Loan Collateral – Weirdest Things Ever Used

Posted by Nikitas Tsoukalis on January 16, 2014

Loan Collateral – Weirdest Things Ever Used

Loan Collateral - Weirdest Things Ever Used
Many loans are guaranteed by some sort of collateral; because the borrower wants his or her stuff back, it increases the likelihood of repayment. Plus, it means that the lender still has something of value even if the loan is never repaid. When rebuilding your credit, you may have made a bank deposit for a secured card or loan. Your house is your collateral when you get a mortgage. But, a few stranger loan agreements have been secured with other, more unusual assets. A few of the strangest:

1. A Soccer Star

A Spanish bank financing the soccer team Real Madrid offered two of the teams players, Cristiano Ronaldo and Ricardo Izecson dos Santos Leite as collateral for a loan. The bank helped finance the acquisition of the two players for a sum that totalled over $111 million. If the bank went under or the team didn’t repay the loan, the players’ contracts would go to the Central Bank of Europe.

2. A Horse

Race horses are, in fact, a common asset for securing loans. A winning thoroughbred can be worth hundreds of thousand. Sometimes, the horse itself is security for a loan; in other cases, the bank asks for breeding rights as collateral.

3. A Cat

A finance company in Louisiana that provides loans for cars and trucks once accepted a cat as collateral. The cat in question was not an ordinary house cat; it was a purebred show animal. The loan officer said that he did not remember whether the borrower ever repaid the loan, but, that he didn’t have a cat, so the loan must have been repaid.
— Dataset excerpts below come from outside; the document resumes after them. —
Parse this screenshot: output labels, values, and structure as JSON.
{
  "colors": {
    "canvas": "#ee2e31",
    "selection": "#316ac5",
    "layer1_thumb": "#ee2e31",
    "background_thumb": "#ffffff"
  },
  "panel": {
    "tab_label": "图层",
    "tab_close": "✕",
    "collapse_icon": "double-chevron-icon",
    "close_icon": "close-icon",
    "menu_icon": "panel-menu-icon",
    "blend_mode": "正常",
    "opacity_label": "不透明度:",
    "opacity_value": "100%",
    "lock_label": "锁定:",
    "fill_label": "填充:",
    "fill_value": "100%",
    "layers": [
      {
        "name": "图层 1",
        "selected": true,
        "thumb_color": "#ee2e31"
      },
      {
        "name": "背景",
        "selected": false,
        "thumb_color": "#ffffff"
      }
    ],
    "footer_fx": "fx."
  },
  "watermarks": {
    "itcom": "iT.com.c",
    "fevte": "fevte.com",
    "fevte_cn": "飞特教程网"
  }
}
4. Sex, that is. The domain name was valued at over $12 million when it was purchased with a loan from a New Jersey investment firm.

5. Patents

A company’s intellectual property is generally its biggest asset; this is more true than ever in the information age. But, at what price do you value an idea? We’ve just found about only one loan where patents were used as collateral. In this case, a company that manufactured goods for the home put up five patents for a loan of $125,000. The owners needed money, ironically, to sue another company for patent infringement. The case was successful, but, the outcome would have been interesting had they lost.

6. Cheese

In Italy, there are lenders accepting wheels of artisan quality parmesan cheese as collateral for business loans. Should the borrowers default, that makes for an awful lot of garlic bread.

7. Designer Handbags

There are now several lenders in the “upscale pawnbroker” business. These companies accept purses, wallets, sunglasses and other designer duds in exchange for a short-term loan.

8. Rubber

Chinese manufacturers are buying up rubber lately to use as collateral for business loans. Many economics pros question the wisdom of accepting it as security; the material only has a six month useful lifespan before it needs to be used.

9. Wine

The same pawnbrokers advertising their acceptance of designer goods are usually open to taking fine vintages, as well. According to one broker, most would be surprised by how low the credit ratings are of some of the people who appear the most wealthy.

10. Cattle

In Zimbabwe, there is a bank that accepts cows as security for loans. The borrower usually gets the animal back within two years.